少し古いアニメで「ルパン三世」がありますね。その中で石川五右衛門が『斬鉄剣』を操り、鋼鉄の金庫からヘリコプターに至るまで切り捨てていくシーンをよく見かけますが、刀って基本的に「鉄」のはずなのに、なぜ「斬鉄剣」は「鉄」の金庫などを相殺を受けずに斬れるのでしょうか。
フィクションの話を訊かれたのはこれが初めてだ。
アニメの表現手段なんていろいろあるわけで、ディズニーのアニメのキャラクターの動きが厳密に物理法則に従ってない(落ちる寸前しばらく空中に止まって、焦ったり驚いたりしてから落ちる、など)理由を問うのとどれほどの違いがあるかとは思うのだが、そう言って切り捨てるのも何だしなあ。そういえば、「ロジャー・ラビット」(アニメと実写が共存しているという設定)で、実写の俳優がアニメのピストルを拾って発射したら、弾が十字路まで飛んでいって、左右を見てからターゲットの方に曲がっていったので実写俳優が「やってらんねぇよ」とため息をつく、てのがあって、大笑いしたのを覚えている。
ここは一つ、フィクションに向き合うときの科学考証とSF考証の違いについて議論でもしておくとするか。まあ、ルパン三世がSFかどうかというのは異論も多数あることだとは思うが。

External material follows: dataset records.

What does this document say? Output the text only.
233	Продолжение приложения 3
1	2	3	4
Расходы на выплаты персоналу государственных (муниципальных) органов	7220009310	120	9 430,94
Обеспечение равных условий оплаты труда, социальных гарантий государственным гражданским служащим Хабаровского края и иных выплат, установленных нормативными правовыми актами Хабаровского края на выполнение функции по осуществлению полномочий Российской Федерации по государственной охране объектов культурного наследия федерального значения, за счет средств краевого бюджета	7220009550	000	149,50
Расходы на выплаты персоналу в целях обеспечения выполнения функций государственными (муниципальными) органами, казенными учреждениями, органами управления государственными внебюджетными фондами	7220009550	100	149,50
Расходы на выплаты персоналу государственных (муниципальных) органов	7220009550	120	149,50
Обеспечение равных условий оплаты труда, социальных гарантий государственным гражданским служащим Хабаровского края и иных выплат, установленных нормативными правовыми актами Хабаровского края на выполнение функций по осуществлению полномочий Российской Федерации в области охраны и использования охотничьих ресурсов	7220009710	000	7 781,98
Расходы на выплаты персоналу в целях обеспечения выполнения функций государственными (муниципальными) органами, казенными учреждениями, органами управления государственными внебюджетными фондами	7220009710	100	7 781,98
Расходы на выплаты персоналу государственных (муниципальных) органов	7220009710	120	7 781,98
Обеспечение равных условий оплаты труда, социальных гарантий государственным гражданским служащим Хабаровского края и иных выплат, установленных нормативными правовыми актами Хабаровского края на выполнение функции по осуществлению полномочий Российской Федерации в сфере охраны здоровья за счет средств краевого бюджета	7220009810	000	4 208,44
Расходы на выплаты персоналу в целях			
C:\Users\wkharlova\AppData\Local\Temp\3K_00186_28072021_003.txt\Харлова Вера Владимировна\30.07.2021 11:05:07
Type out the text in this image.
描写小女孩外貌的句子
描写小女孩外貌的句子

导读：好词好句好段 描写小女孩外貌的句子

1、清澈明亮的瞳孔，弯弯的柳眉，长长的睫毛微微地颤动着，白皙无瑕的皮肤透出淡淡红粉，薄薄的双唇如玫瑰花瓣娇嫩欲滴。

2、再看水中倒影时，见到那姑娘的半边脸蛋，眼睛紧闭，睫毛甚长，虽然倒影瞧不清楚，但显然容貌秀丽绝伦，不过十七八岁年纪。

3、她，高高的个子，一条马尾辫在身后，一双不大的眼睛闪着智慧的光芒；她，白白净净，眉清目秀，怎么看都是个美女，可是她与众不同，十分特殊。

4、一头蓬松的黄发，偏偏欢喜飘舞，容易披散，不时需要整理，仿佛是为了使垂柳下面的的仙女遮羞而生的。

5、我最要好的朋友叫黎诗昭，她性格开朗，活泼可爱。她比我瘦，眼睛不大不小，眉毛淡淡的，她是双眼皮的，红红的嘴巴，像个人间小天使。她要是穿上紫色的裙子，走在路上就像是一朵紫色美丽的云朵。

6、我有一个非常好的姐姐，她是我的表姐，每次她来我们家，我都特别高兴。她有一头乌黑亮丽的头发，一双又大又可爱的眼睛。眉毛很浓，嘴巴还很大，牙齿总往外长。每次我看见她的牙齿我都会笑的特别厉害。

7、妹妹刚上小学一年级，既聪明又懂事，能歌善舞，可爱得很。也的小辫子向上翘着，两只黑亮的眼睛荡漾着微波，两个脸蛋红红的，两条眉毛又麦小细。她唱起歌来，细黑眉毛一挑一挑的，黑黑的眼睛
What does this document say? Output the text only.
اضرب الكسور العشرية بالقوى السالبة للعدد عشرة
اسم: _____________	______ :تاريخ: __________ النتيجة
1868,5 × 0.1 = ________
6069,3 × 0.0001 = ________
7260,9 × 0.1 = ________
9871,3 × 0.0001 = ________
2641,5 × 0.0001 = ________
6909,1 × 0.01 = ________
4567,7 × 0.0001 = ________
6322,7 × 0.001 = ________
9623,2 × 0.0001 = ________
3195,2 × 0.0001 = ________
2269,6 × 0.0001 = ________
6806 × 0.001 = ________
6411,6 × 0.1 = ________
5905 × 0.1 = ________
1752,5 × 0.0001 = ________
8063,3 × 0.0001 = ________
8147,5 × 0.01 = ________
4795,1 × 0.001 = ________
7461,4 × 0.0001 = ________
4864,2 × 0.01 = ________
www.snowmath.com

「科学的に正しい結論はこうだ」という議論をするのが科学考証、「どうすれば作品世界を説明できるか、そのためにはどこでどう嘘をつけばよいか」を考えるのがSF考証で、どちらも科学の知識を必要とするが、全くの別物である。前者に近いのが柳田理科雄の「空想科学読本」シリーズ、後者が長谷川祐一の「すごい科学で守ります」シリーズだろう。フィクションを科学的に否定することは誰でも簡単にできるし、やって面白いかというと、あんまり面白く無さそうだと思う。作品を味わい尽くすには、SF考証をして、成り立たせるために何が必要かを考える方が、より楽しめるのではないか。ただ、ルパン三世にSF考証が果たして必要かというと……ちょっと微妙かな。もともと、実写じゃできないアクションやコミカルな動きも魅力の一つだし、それを成り立たせるための細かい設定も必要としていないようだし。素直に楽しめや、ってことでFA?